Я прошел в уборную, заперся в кабинке и заплакал. Я оплакивал коварство Пенамбры, будущее "Динафлекса", судьбу моей секретарши, неглупой одинокой женщины, писавшей в свободное от работы время рассказы; горько оплакивал cобственную наивность, бесхитростность и полную неподготовленность к ударам судьбы. Через полчаса я вытер слезы и вымыл лицо. Я собрал все свое личное имущество, сел в поезд и сообщил Коре новость. Я был, разумеется, разъярен, а она испугана. Она тотчас села за свой туалетный столик, служивший ей все годы, что мы женаты, "стеной плача".

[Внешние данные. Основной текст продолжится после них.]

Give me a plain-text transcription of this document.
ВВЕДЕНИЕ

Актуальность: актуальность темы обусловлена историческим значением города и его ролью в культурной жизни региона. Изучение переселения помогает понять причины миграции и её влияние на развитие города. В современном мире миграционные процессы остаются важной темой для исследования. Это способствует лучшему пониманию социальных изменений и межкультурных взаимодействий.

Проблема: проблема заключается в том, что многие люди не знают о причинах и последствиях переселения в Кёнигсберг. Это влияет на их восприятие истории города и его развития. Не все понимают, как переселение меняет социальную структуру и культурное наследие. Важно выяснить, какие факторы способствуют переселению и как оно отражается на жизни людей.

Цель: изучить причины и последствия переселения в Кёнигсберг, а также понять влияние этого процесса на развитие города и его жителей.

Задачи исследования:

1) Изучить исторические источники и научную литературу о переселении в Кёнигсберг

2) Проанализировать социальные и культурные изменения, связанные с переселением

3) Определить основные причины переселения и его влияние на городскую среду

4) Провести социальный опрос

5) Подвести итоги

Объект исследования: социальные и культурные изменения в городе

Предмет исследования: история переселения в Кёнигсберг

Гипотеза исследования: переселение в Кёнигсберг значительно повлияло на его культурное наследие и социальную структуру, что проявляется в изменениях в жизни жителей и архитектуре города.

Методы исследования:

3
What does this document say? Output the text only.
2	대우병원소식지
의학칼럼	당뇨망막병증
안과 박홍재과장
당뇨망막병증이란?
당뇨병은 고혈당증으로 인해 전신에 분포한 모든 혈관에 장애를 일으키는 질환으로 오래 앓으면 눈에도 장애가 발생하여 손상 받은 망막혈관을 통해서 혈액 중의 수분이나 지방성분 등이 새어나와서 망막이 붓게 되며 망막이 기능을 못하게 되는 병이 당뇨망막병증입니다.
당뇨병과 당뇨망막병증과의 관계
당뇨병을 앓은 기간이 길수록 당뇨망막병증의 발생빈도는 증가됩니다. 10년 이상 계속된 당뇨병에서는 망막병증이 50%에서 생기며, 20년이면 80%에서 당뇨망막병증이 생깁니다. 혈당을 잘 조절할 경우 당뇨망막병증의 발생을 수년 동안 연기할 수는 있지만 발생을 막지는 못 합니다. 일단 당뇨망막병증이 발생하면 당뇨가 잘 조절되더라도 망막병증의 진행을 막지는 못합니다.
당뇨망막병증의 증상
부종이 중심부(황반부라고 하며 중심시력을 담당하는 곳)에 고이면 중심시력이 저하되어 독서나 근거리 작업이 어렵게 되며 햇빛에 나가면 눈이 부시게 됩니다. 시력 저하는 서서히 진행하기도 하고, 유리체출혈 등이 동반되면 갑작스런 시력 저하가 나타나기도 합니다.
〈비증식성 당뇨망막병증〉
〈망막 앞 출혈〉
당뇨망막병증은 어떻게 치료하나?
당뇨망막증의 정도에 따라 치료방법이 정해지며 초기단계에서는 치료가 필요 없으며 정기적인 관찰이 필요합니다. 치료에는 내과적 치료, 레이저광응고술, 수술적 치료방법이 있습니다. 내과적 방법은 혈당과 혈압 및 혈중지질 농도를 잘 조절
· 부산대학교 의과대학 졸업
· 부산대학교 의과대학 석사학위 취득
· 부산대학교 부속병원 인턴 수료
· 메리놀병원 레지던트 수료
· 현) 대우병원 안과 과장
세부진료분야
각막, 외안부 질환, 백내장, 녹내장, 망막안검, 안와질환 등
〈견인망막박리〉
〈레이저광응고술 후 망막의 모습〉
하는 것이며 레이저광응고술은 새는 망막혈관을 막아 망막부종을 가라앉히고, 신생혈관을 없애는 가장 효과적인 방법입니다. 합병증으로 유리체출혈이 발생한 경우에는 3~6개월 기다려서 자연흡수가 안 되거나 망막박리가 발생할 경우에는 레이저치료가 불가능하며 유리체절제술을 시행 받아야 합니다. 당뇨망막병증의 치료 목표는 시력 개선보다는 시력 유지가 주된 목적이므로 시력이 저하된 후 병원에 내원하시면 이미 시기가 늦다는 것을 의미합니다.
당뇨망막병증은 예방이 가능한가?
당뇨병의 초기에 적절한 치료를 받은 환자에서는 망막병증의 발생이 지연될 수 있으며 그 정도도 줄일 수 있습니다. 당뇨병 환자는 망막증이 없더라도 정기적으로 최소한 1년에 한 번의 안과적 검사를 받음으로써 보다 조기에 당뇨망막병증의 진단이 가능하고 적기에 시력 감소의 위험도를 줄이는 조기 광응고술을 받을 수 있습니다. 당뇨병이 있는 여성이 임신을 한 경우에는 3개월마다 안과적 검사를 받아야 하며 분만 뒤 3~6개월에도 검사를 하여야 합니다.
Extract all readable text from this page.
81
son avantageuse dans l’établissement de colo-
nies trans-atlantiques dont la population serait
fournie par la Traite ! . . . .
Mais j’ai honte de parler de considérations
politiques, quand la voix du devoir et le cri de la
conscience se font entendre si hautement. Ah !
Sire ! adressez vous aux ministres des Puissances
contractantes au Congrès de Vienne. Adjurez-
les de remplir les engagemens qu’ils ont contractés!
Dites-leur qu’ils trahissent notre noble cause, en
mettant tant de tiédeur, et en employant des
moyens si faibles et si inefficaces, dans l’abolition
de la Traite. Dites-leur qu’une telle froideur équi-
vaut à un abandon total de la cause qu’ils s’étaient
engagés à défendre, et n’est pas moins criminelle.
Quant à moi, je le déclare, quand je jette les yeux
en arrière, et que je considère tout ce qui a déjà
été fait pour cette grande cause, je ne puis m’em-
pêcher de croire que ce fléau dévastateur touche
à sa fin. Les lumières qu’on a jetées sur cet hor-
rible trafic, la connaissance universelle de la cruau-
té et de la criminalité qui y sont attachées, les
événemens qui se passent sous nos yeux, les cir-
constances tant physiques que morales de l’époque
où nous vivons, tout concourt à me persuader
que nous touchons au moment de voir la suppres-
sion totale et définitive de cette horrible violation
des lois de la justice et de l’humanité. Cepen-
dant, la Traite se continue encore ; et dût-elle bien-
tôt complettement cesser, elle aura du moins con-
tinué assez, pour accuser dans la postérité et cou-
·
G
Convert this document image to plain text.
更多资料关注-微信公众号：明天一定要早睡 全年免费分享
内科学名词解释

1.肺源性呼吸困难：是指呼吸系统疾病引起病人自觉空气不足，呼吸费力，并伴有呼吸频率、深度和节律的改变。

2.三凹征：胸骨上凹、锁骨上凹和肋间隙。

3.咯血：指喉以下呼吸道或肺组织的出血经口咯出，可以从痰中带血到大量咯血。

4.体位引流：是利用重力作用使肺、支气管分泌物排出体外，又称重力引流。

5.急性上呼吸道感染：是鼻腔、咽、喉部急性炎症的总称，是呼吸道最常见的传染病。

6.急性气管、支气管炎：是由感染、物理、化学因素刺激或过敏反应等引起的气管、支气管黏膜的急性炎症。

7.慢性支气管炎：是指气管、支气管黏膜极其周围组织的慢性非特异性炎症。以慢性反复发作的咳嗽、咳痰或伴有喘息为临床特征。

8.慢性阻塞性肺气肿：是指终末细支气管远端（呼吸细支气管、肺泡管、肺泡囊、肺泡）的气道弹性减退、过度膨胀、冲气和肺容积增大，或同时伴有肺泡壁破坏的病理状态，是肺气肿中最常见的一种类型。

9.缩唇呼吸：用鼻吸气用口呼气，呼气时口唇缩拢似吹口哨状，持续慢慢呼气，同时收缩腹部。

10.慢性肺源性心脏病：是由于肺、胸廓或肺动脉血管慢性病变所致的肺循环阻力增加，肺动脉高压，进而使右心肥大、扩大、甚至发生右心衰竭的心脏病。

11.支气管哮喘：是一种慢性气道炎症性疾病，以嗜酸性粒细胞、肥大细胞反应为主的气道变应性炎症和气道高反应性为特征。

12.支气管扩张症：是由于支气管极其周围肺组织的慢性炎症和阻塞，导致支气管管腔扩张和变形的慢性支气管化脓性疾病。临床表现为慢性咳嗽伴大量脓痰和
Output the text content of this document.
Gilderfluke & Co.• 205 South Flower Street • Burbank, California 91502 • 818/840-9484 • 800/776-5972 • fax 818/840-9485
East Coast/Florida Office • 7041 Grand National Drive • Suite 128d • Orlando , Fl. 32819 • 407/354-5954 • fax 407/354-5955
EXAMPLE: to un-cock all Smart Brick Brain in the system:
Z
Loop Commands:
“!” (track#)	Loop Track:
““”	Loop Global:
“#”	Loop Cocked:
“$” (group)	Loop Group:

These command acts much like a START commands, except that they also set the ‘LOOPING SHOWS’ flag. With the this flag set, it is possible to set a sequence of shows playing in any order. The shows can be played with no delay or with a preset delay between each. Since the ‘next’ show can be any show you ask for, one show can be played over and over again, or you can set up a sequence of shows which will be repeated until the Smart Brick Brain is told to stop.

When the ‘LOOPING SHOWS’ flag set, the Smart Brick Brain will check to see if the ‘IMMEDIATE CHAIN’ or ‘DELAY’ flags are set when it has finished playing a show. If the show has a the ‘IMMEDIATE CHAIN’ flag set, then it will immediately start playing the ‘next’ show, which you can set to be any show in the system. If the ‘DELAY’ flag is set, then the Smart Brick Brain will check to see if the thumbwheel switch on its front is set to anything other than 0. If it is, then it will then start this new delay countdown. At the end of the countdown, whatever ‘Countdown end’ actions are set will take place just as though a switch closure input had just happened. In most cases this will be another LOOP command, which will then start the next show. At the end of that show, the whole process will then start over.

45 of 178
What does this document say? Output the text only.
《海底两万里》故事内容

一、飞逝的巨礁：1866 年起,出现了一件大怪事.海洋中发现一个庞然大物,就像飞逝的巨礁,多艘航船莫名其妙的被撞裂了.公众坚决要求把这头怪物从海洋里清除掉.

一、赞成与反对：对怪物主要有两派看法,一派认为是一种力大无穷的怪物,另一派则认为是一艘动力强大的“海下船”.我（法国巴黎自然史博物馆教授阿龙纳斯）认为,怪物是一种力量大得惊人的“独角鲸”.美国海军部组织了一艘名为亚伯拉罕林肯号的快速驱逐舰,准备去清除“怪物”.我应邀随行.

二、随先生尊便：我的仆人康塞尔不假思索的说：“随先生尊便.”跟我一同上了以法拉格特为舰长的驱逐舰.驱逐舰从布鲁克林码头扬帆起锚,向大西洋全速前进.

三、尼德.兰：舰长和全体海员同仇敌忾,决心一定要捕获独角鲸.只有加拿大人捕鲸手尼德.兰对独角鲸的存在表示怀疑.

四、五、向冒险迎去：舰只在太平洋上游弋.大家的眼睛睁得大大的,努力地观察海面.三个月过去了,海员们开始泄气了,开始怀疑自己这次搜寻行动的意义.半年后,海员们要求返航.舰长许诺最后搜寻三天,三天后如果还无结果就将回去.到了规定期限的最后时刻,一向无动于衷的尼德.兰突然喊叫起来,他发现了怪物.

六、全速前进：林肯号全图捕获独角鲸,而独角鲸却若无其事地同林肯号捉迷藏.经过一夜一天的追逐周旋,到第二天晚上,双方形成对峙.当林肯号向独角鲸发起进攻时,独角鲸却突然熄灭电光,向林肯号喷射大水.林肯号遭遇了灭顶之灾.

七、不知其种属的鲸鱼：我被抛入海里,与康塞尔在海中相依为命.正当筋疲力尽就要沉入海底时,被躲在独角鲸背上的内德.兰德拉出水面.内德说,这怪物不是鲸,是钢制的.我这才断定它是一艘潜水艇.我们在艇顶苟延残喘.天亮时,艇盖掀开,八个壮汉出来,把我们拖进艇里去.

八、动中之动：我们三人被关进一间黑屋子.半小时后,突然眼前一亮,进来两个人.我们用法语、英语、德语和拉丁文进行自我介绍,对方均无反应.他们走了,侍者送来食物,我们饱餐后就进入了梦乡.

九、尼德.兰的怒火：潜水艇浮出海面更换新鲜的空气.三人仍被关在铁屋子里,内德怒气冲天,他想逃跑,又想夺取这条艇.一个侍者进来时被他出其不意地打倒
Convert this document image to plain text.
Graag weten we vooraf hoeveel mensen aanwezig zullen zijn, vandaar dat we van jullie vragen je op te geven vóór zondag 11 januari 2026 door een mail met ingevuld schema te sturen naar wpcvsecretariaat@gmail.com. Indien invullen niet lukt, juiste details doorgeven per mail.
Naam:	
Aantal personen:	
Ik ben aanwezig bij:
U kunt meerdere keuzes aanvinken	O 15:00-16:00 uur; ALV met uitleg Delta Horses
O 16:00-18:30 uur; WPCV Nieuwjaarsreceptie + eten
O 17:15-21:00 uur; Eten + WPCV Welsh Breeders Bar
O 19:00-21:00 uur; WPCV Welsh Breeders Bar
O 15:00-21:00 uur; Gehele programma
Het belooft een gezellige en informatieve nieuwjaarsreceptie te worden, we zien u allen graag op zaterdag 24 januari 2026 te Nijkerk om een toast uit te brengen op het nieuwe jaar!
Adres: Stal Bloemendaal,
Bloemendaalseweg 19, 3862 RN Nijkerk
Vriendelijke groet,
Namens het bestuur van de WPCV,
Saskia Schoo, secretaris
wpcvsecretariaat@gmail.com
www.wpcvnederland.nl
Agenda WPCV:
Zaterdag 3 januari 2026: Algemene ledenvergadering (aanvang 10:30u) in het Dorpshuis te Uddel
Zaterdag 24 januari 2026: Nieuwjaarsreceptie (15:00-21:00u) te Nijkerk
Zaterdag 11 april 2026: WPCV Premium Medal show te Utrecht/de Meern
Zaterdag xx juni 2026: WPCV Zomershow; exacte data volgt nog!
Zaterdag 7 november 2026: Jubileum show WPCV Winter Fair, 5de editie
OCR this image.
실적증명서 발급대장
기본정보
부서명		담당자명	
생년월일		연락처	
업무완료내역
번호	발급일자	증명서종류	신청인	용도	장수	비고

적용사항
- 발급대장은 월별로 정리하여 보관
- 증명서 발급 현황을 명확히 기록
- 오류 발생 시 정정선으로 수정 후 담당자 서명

– Плакать совершенно не о чем, – сказал я. – Ведь денег у нас сколько угодно. Уйма денег. Мы можем поехать в Японию. В Индию. Осмотреть все старинные английские церкви.
Она продолжала плакать. После обеда я позвонил нашей дочери Флоре в Нью-Йорк.
– Мне очень тебя жаль, пап, – сказала она, когда я поделился с нею своими новостями. – Очень. Воображаю, как тебе тяжело. Я очень хочу тебя видеть, но только не сейчас. Вспомни свое обещание – ты ведь сказал, что оставишь меня в покое!
Теперь появляется на сцене теща, по имени Минни. Минни – блондинка лет семидесяти со скрипучим голосом; в результате повторных косметических операций у нее за ушами четыре шрама. Минни можно встретить в дорогих отелях любого города в мире. Она любит склонять слово "модный" на все лады. О самоубийстве мужа, совершенном им в 1942 году, она говорит так: "В те годы было модно прыгать из окон". Когда единственного ее сына исключили из школы второй ступени за непристойное поведение и он отправился в Париж, где поселился с каким-то человеком средних лет, Минни сказала: "Это омерзительно, я знаю, но говорят, это сейчас ужасно модно". О своих нелепых нарядах она говорит: "Ужас, какие неудобные, но зато модные безумно". Минни ленива и зла, и ее единственная дочь Кора ненавидит ее всей душой. Характер Коры прямо противоположен материнскому. Это любящая, серьезная, трезвая и добросердечная женщина. Мне кажется, что Кора из своеобразного инстинкта самосохранения и главным образом для поддержания собственного оптимизма была вынуждена создать мифологический образ своей матери, совершенно непохожий на Минни, – некую мудрую, доброжелательную даму, склонившуюся над пяльцами. Кто не знаком с коварной убедительностью вымысла?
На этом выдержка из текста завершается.